Cardiac hypertrophy is a common response of the heart to all forms of stress, whether internal, such as a genetic defect in hypertrophic cardiomyopathy (HCM), or external, such as increased afterload in hypertension. It is diagnosed commonly on an electrocardiogram or an echocardiogram showing increased cardiac mass. A diverse array of stimuli could induce cardiac hypertrophy, including physiological stimuli such as exercise, which induces physiological hypertrophy that is beneficial for cardiac function. In contrast, pathological hypertrophy is responsible for diastolic heart failure and is associated with increased morbidity and mortality. Pathogenesis of cardiac hypertrophy entails sensing the stress through transmembrane, nuclear, or cytoplasmic receptors followed by activation of a cascade of signal transducers that ultimately enter the nucleus and activate gene transcription and expression, protein synthesis, cellular organization, and hypertrophy.

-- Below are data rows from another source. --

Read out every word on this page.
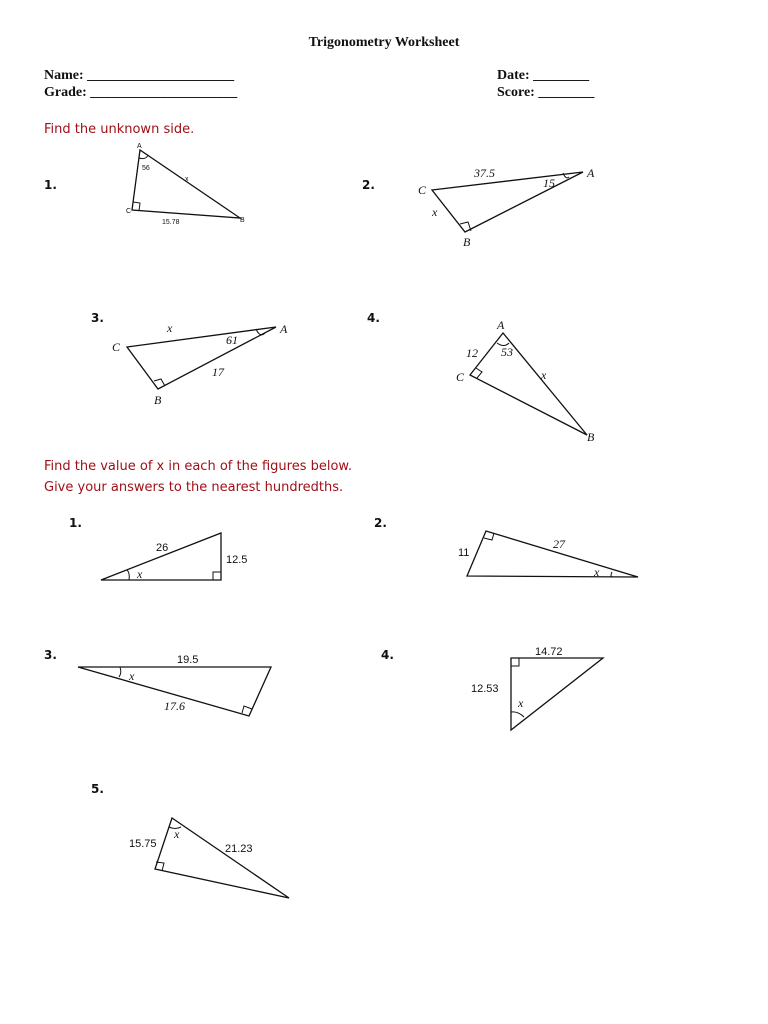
Trigonometry Worksheet
Name: _____________________
Grade: _____________________
Date: ________
Score: ________
Find the unknown side.
1.	2.
3.	4.
Find the value of x in each of the figures below.
Give your answers to the nearest hundredths.
1.	2.
3.	4.
5.
A
56
x
C
15.78	B
37.5	A
15
C
x
B
x	A
61
C
17
B
A
12 53
C	x
B
26
12.5
x
11
27
x
19.5
x
17.6
14.72
12.53
x
15.75
x
21.23
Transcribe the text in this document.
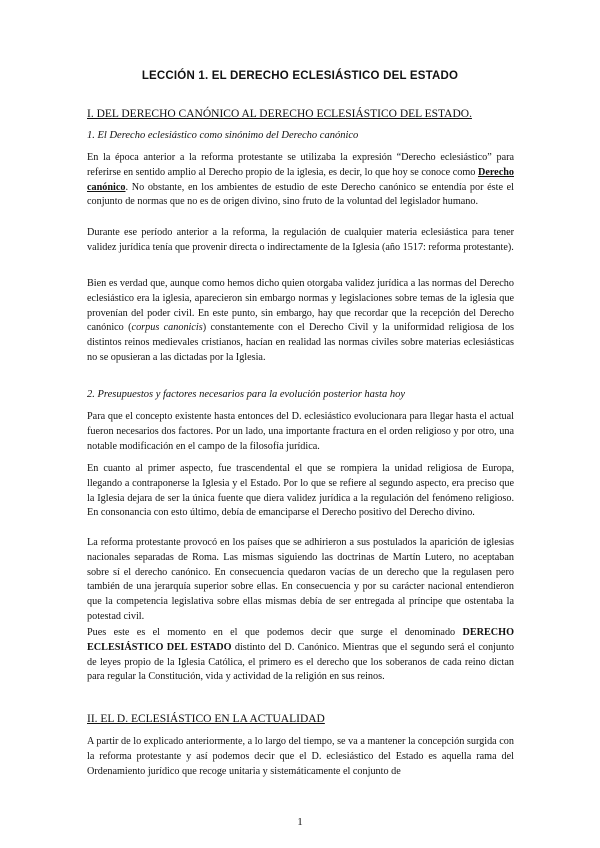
LECCIÓN 1. EL DERECHO ECLESIÁSTICO DEL ESTADO
I. DEL DERECHO CANÓNICO AL DERECHO ECLESIÁSTICO DEL ESTADO.
1. El Derecho eclesiástico como sinónimo del Derecho canónico
En la época anterior a la reforma protestante se utilizaba la expresión “Derecho eclesiástico” para referirse en sentido amplio al Derecho propio de la iglesia, es decir, lo que hoy se conoce como Derecho canónico. No obstante, en los ambientes de estudio de este Derecho canónico se entendía por éste el conjunto de normas que no es de origen divino, sino fruto de la voluntad del legislador humano.
Durante ese período anterior a la reforma, la regulación de cualquier materia eclesiástica para tener validez jurídica tenía que provenir directa o indirectamente de la Iglesia (año 1517: reforma protestante).
Bien es verdad que, aunque como hemos dicho quien otorgaba validez jurídica a las normas del Derecho eclesiástico era la iglesia, aparecieron sin embargo normas y legislaciones sobre temas de la iglesia que provenían del poder civil. En este punto, sin embargo, hay que recordar que la recepción del Derecho canónico (corpus canonicis) constantemente con el Derecho Civil y la uniformidad religiosa de los distintos reinos medievales cristianos, hacían en realidad las normas civiles sobre materias eclesiásticas no se opusieran a las dictadas por la Iglesia.
2. Presupuestos y factores necesarios para la evolución posterior hasta hoy
Para que el concepto existente hasta entonces del D. eclesiástico evolucionara para llegar hasta el actual fueron necesarios dos factores. Por un lado, una importante fractura en el orden religioso y por otro, una notable modificación en el campo de la filosofía jurídica.
En cuanto al primer aspecto, fue trascendental el que se rompiera la unidad religiosa de Europa, llegando a contraponerse la Iglesia y el Estado. Por lo que se refiere al segundo aspecto, era preciso que la Iglesia dejara de ser la única fuente que diera validez jurídica a la regulación del fenómeno religioso. En consonancia con esto último, debía de emanciparse el Derecho positivo del Derecho divino.
La reforma protestante provocó en los países que se adhirieron a sus postulados la aparición de iglesias nacionales separadas de Roma. Las mismas siguiendo las doctrinas de Martín Lutero, no aceptaban sobre sí el derecho canónico. En consecuencia quedaron vacías de un derecho que la regulasen pero también de una jerarquía superior sobre ellas. En consecuencia y por su carácter nacional entendieron que la competencia legislativa sobre ellas mismas debía de ser entregada al príncipe que ostentaba la potestad civil.
Pues este es el momento en el que podemos decir que surge el denominado DERECHO ECLESIÁSTICO DEL ESTADO distinto del D. Canónico. Mientras que el segundo será el conjunto de leyes propio de la Iglesia Católica, el primero es el derecho que los soberanos de cada reino dictan para regular la Constitución, vida y actividad de la religión en sus reinos.
II. EL D. ECLESIÁSTICO EN LA ACTUALIDAD
A partir de lo explicado anteriormente, a lo largo del tiempo, se va a mantener la concepción surgida con la reforma protestante y así podemos decir que el D. eclesiástico del Estado es aquella rama del Ordenamiento jurídico que recoge unitaria y sistemáticamente el conjunto de
1
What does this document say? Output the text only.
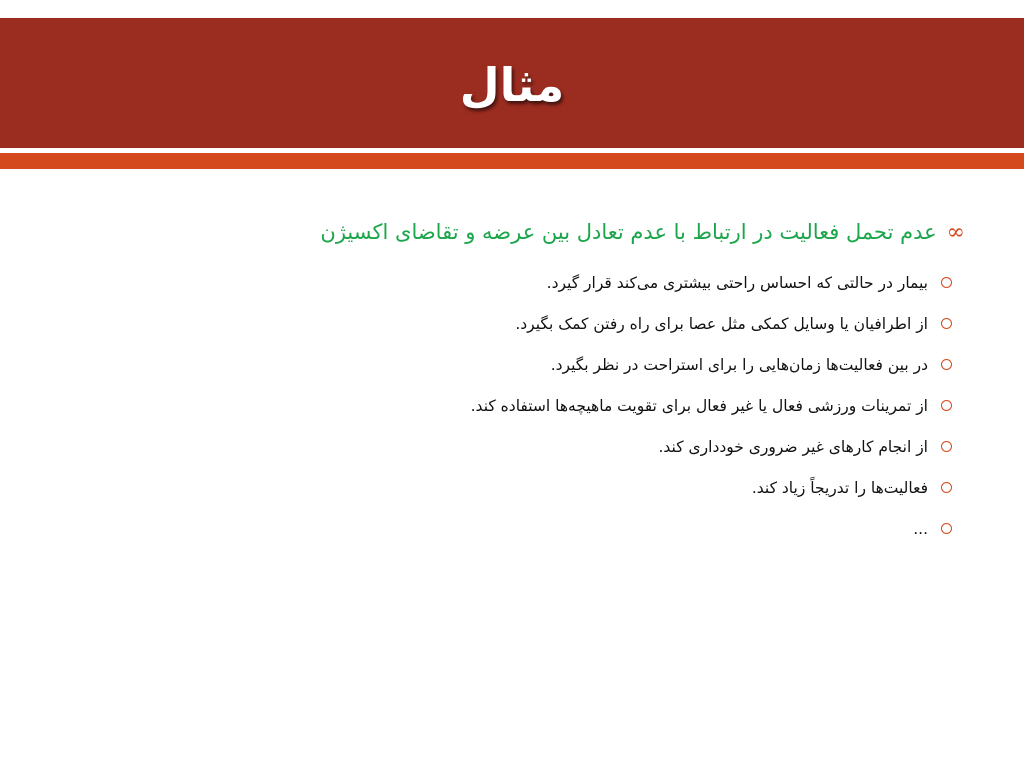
مثال
∞
عدم تحمل فعالیت در ارتباط با عدم تعادل بین عرضه و تقاضای اکسیژن
بیمار در حالتی که احساس راحتی بیشتری می‌کند قرار گیرد.
از اطرافیان یا وسایل کمکی مثل عصا برای راه رفتن کمک بگیرد.
در بین فعالیت‌ها زمان‌هایی را برای استراحت در نظر بگیرد.
از تمرینات ورزشی فعال یا غیر فعال برای تقویت ماهیچه‌ها استفاده کند.
از انجام کارهای غیر ضروری خودداری کند.
فعالیت‌ها را تدریجاً زیاد کند.
...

Genetic factors are important determinants of cardiac hypertrophy. HCM is the prototype of genetic cardiac hypertrophy and is caused by mutations in contractile sarcomeric proteins. It is the most common cause of sudden cardiac death in the young, particularly young competitive athletes, and a major cause of morbidity in elderly. Genetic factors also influence the magnitude of hypertrophic response in acquired cardiac hypertrophy. Clinical studies in humans and experimental studies in animals show that hypertrophy is reversible on removal of the primary stimulus (such as treatment of hypertension or replacement of a stenotic valve) or through blockade of signal mediators that are essential for cardiac hypertrophic response. Regression of cardiac hypertrophy is associated with significant improvement in cardiovascular mortality and morbidity.